その時のミリオンの口調はいつもの熾烈さがなく、波のように静かな話し方だった。
「もう、あんな目に会うのは嫌だ。……だから鋼、私は誓おう。もう、貴様に嘘はつかない。……ジャンクの言う通り、最初は使い捨てのつもりで魂を入れた人形を作った。相も変わらない私の浅はかさは軽蔑してくれて構わない。だが、貴様と過ごしている内に、貴様はれっきとした人間だと分かり、私の家族になってしまった。だからもう私には、お前は殺せない。本当だ」
ミリオンは一瞬たりとも僕から目を反らさずに語る。
その言葉は嘘だとは思えない。
家族か……そういえば僕もこの世界に来てから、昔家族と過ごした懐かしい感情を、ミリオンに抱いている様な気がする。

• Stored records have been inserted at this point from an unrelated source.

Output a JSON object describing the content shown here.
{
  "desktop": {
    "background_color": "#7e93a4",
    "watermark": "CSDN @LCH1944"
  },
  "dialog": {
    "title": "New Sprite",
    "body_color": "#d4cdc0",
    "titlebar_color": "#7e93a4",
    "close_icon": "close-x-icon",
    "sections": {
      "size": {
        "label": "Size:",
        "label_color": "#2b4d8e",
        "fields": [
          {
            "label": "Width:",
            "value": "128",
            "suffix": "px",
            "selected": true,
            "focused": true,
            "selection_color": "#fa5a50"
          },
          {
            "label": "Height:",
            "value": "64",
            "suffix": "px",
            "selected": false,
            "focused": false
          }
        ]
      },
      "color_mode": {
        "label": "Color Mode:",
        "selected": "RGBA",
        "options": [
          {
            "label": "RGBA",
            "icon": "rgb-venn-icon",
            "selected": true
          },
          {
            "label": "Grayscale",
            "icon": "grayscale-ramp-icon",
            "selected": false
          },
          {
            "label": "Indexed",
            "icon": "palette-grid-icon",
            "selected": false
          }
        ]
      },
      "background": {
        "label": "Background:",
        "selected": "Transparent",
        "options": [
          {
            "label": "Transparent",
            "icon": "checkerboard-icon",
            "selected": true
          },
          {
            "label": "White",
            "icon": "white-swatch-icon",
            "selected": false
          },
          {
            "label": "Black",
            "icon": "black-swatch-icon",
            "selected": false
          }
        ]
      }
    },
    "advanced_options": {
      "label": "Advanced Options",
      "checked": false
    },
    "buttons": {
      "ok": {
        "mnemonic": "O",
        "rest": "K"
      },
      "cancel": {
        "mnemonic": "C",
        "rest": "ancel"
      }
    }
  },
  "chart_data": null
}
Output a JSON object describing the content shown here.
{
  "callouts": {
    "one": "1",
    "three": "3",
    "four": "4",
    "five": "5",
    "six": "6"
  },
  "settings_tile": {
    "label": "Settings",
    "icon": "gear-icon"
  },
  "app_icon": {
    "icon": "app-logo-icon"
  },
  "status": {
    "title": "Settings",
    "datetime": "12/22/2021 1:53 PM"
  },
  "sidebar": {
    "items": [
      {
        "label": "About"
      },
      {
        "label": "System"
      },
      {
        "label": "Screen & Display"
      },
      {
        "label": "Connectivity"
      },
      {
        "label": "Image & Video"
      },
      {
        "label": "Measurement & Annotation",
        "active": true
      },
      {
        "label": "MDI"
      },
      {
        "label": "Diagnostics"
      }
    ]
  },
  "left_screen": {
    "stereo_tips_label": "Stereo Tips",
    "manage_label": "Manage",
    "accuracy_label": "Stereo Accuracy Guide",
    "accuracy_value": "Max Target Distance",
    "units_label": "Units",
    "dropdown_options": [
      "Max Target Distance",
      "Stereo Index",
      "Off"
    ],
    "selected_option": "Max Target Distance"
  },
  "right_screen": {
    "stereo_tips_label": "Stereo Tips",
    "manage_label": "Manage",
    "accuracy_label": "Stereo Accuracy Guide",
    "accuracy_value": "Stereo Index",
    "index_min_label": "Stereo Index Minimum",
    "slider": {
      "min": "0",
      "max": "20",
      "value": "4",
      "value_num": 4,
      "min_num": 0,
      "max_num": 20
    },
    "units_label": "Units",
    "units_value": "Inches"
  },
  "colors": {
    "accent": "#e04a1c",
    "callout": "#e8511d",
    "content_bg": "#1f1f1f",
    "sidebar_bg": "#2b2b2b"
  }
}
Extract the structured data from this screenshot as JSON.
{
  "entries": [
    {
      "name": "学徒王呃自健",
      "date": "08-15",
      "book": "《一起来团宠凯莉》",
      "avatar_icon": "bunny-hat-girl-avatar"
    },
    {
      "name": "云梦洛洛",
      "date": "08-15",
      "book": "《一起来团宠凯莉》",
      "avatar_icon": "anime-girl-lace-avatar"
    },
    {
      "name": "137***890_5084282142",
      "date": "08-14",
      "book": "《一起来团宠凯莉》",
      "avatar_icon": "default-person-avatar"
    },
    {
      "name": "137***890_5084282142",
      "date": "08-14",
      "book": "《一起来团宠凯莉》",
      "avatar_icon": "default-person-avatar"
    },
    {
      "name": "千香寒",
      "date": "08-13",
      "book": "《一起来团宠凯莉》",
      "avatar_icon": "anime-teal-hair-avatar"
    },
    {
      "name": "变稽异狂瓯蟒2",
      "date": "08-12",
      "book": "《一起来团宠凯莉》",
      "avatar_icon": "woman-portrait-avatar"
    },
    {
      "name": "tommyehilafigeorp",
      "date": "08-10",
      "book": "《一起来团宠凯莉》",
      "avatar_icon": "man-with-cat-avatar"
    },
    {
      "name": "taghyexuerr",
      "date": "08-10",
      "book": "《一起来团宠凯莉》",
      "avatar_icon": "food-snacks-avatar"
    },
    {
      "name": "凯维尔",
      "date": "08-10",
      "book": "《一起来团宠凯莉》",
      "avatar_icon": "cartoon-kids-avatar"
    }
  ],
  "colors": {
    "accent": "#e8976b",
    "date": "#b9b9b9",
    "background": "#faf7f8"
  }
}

彼女と過ごす時間はどんなに過酷で血塗られていても、楽しく、輝いているように感じる。
ミリオンの人生は僕よりとても長く、そして苦しいものだったのだろう。
家族を殺した過去なんて、彼女には聞ける筈もないが。その過去の欠片だけでも僕に話してくれたんだ。辛くない筈無いのに。
決めた。僕はミリオンを信じることにしよう。何があっても。
僕は短い間だけど、彼女と過ごした。過去はどうだか知らないが、今の彼女は僕の信じられる人間だ。そう、思う。

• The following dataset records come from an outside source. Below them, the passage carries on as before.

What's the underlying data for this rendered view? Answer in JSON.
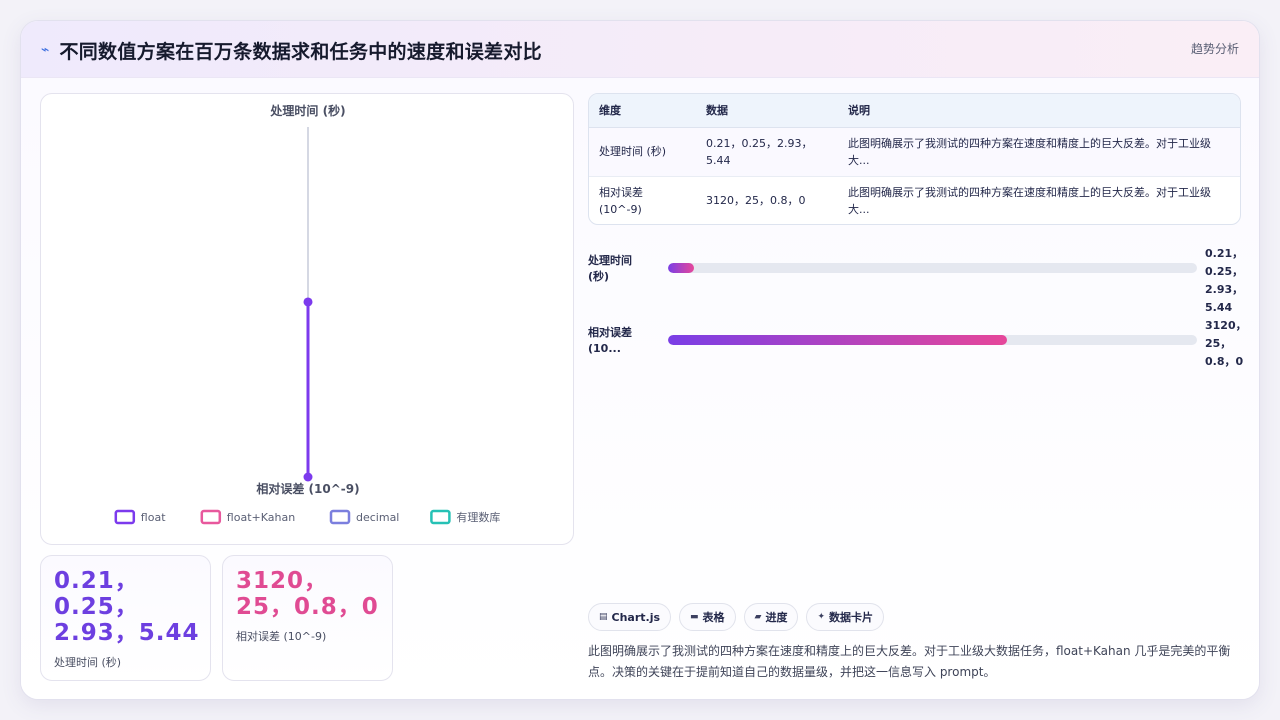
{
  "header": {
    "icon": "trend-line-icon",
    "title": "不同数值方案在百万条数据求和任务中的速度和误差对比",
    "trend_link": "趋势分析"
  },
  "chart_data": {
    "type": "radar",
    "axes": [
      "处理时间 (秒)",
      "相对误差 (10^-9)"
    ],
    "series": [
      {
        "name": "float",
        "values": [
          0.21,
          3120
        ],
        "color": "#7c3aed"
      },
      {
        "name": "float+Kahan",
        "values": [
          0.25,
          25
        ],
        "color": "#e8589d"
      },
      {
        "name": "decimal",
        "values": [
          2.93,
          0.8
        ],
        "color": "#7b7fde"
      },
      {
        "name": "有理数库",
        "values": [
          5.44,
          0
        ],
        "color": "#26c1b5"
      }
    ],
    "highlight_series": "float",
    "axis_range": [
      0,
      3120
    ],
    "legend_position": "bottom"
  },
  "stats": [
    {
      "value": "0.21，0.25，2.93，5.44",
      "label": "处理时间 (秒)"
    },
    {
      "value": "3120，25，0.8，0",
      "label": "相对误差 (10^-9)"
    }
  ],
  "table": {
    "headers": [
      "维度",
      "数据",
      "说明"
    ],
    "rows": [
      {
        "dim": "处理时间 (秒)",
        "data": "0.21，0.25，2.93，5.44",
        "desc": "此图明确展示了我测试的四种方案在速度和精度上的巨大反差。对于工业级大..."
      },
      {
        "dim": "相对误差 (10^-9)",
        "data": "3120，25，0.8，0",
        "desc": "此图明确展示了我测试的四种方案在速度和精度上的巨大反差。对于工业级大..."
      }
    ]
  },
  "progress": [
    {
      "label": "处理时间 (秒)",
      "value_text": "0.21，0.25，2.93，5.44",
      "fraction": 0.05
    },
    {
      "label": "相对误差 (10...",
      "value_text": "3120，25，0.8，0",
      "fraction": 0.64
    }
  ],
  "chips": [
    {
      "icon": "chart-icon",
      "glyph": "▤",
      "label": "Chart.js"
    },
    {
      "icon": "table-icon",
      "glyph": "▬",
      "label": "表格"
    },
    {
      "icon": "progress-icon",
      "glyph": "▰",
      "label": "进度"
    },
    {
      "icon": "sparkle-icon",
      "glyph": "✦",
      "label": "数据卡片"
    }
  ],
  "note": "此图明确展示了我测试的四种方案在速度和精度上的巨大反差。对于工业级大数据任务，float+Kahan 几乎是完美的平衡点。决策的关键在于提前知道自己的数据量级，并把这一信息写入 prompt。"
}
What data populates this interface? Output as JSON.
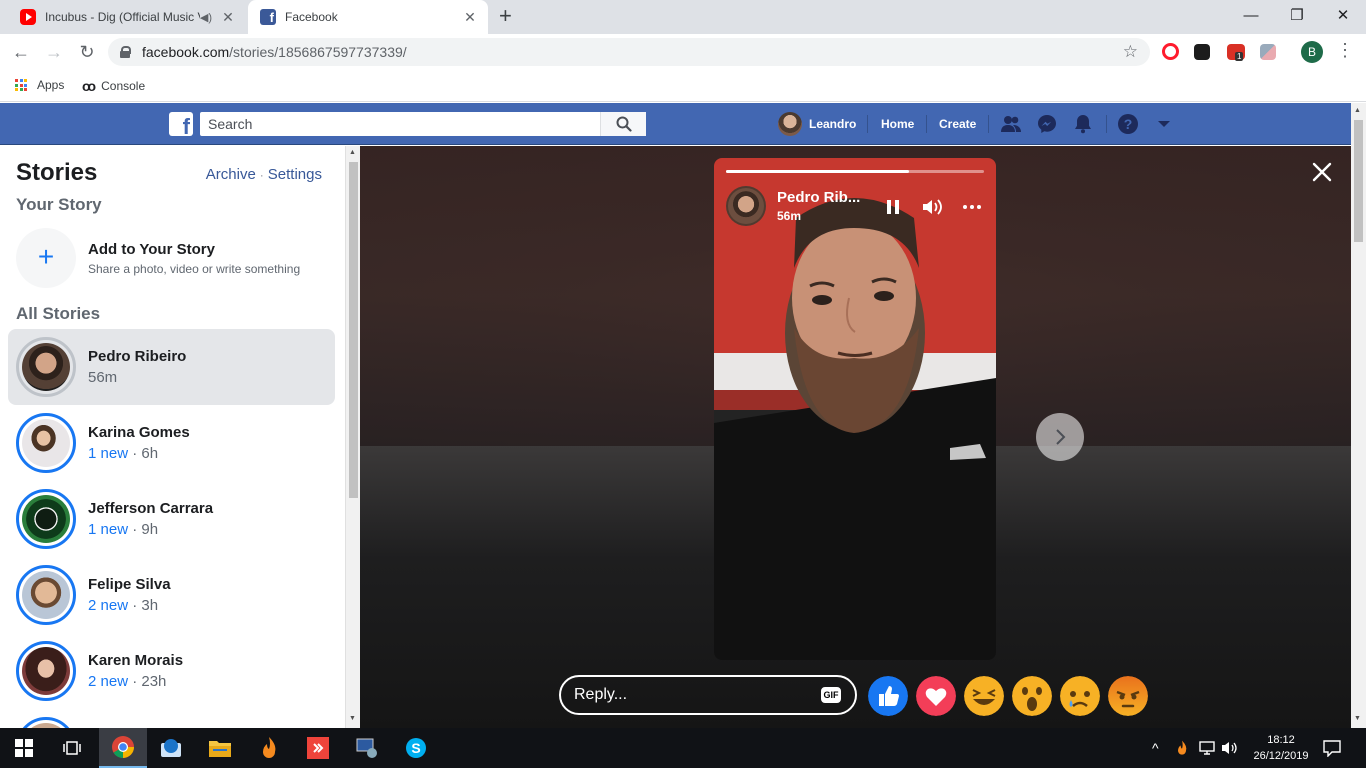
{
  "browser": {
    "tabs": [
      {
        "title": "Incubus - Dig (Official Music Video)",
        "audio_icon": "speaker-icon",
        "active": false
      },
      {
        "title": "Facebook",
        "active": true
      }
    ],
    "new_tab": "+",
    "url_host": "facebook.com",
    "url_path": "/stories/1856867597737339/",
    "profile_initial": "B",
    "extension_badge": "1",
    "bookmarks": [
      {
        "label": "Apps",
        "icon": "apps-grid-icon"
      },
      {
        "label": "Console",
        "icon": "infinity-icon"
      }
    ]
  },
  "fb_header": {
    "search_placeholder": "Search",
    "user_name": "Leandro",
    "nav_home": "Home",
    "nav_create": "Create",
    "brand_color": "#4267b2"
  },
  "sidebar": {
    "title": "Stories",
    "archive_link": "Archive",
    "settings_link": "Settings",
    "separator": "·",
    "your_story_heading": "Your Story",
    "add_story_title": "Add to Your Story",
    "add_story_subtitle": "Share a photo, video or write something",
    "all_stories_heading": "All Stories",
    "stories": [
      {
        "name": "Pedro Ribeiro",
        "new": "",
        "time": "56m",
        "selected": true
      },
      {
        "name": "Karina Gomes",
        "new": "1 new",
        "time": "6h",
        "selected": false
      },
      {
        "name": "Jefferson Carrara",
        "new": "1 new",
        "time": "9h",
        "selected": false
      },
      {
        "name": "Felipe Silva",
        "new": "2 new",
        "time": "3h",
        "selected": false
      },
      {
        "name": "Karen Morais",
        "new": "2 new",
        "time": "23h",
        "selected": false
      }
    ],
    "time_separator": " · "
  },
  "viewer": {
    "author_name": "Pedro Rib...",
    "author_time": "56m",
    "progress": 0.71,
    "reply_placeholder": "Reply...",
    "gif_label": "GIF",
    "reactions": [
      "like-icon",
      "love-icon",
      "haha-icon",
      "wow-icon",
      "sad-icon",
      "angry-icon"
    ]
  },
  "taskbar": {
    "time": "18:12",
    "date": "26/12/2019"
  }
}
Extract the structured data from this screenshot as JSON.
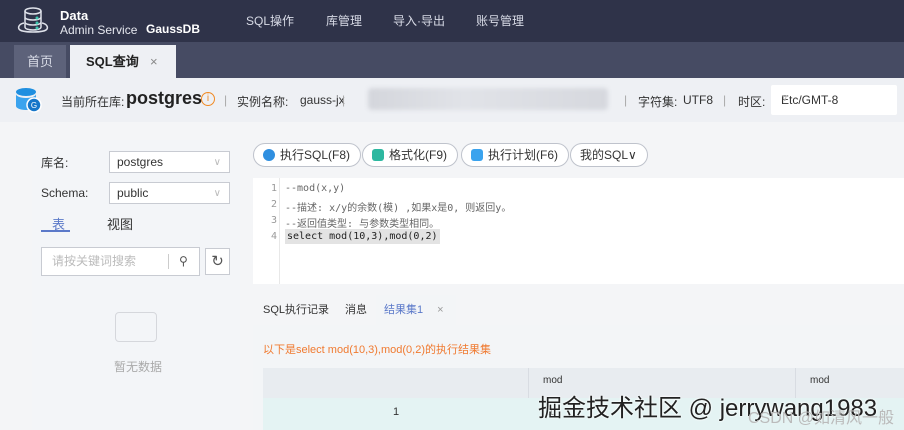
{
  "topbar": {
    "brand_line1": "Data",
    "brand_line2": "Admin Service",
    "brand_product": "GaussDB",
    "nav": [
      "SQL操作",
      "库管理",
      "导入·导出",
      "账号管理"
    ]
  },
  "tabs": {
    "home": "首页",
    "sql": "SQL查询",
    "close": "×"
  },
  "infobar": {
    "current_db_label": "当前所在库:",
    "current_db": "postgres",
    "info_icon": "i",
    "instance_label": "实例名称:",
    "instance": "gauss-jx",
    "charset_label": "字符集:",
    "charset": "UTF8",
    "tz_label": "时区:",
    "tz_value": "Etc/GMT-8"
  },
  "left": {
    "db_label": "库名:",
    "db_value": "postgres",
    "schema_label": "Schema:",
    "schema_value": "public",
    "tab_table": "表",
    "tab_view": "视图",
    "search_placeholder": "请按关键词搜索",
    "empty": "暂无数据"
  },
  "toolbar": {
    "run": "执行SQL(F8)",
    "format": "格式化(F9)",
    "plan": "执行计划(F6)",
    "mysql": "我的SQL∨"
  },
  "editor": {
    "lines": [
      "--mod(x,y)",
      "--描述: x/y的余数(模) ,如果x是0, 则返回y。",
      "--返回值类型: 与参数类型相同。",
      "select mod(10,3),mod(0,2)"
    ]
  },
  "result": {
    "tabs": [
      "SQL执行记录",
      "消息",
      "结果集1"
    ],
    "close": "×",
    "title": "以下是select mod(10,3),mod(0,2)的执行结果集",
    "columns": [
      "",
      "mod",
      "mod"
    ],
    "rows": [
      [
        "1",
        "1"
      ]
    ]
  },
  "watermark": {
    "main": "掘金技术社区 @ jerrywang1983",
    "csdn": "CSDN @如清风一般"
  },
  "colors": {
    "topbar": "#2f3349",
    "accent": "#5b79c9",
    "orange": "#f07a30"
  }
}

「分かりました。信じますよミリオン。……どうせ僕はミリオンが死んだら壊れるんです。地の果てまでお供しますよ」
「鋼……」
「あっ、でもその前に質問がひとつ。僕の顔ってミリオンの好みで作ったって本当ですか、嘘つかないんですよね」
ミリオンはため息をつき、さっきまでの神妙な顔はどこへやら、呆れ顔をして僕を見る。
「貴様なぁ、人がせっかく真面目に話してるってのに……ジャンクの死体を持って城に帰るぞ、そいつなら生け贄魔法の封印に使えるだろう。その後でマイナの見舞に行こう」
「あれ?無視ですか。僕に嘘はつかないんじゃ無いんですか?」
「嘘はつかないとは言ったが、なんでも答えるとは言ってない!」
戦いは終わった。赤い兵士達の人形も音もなく崩れ去る。
ああ、照り返す日差しが眩しい。
僕はジャンクの死体を担ぐと、下らない問答をしながら、ミリオンと共にシリング工業跡地を後にした。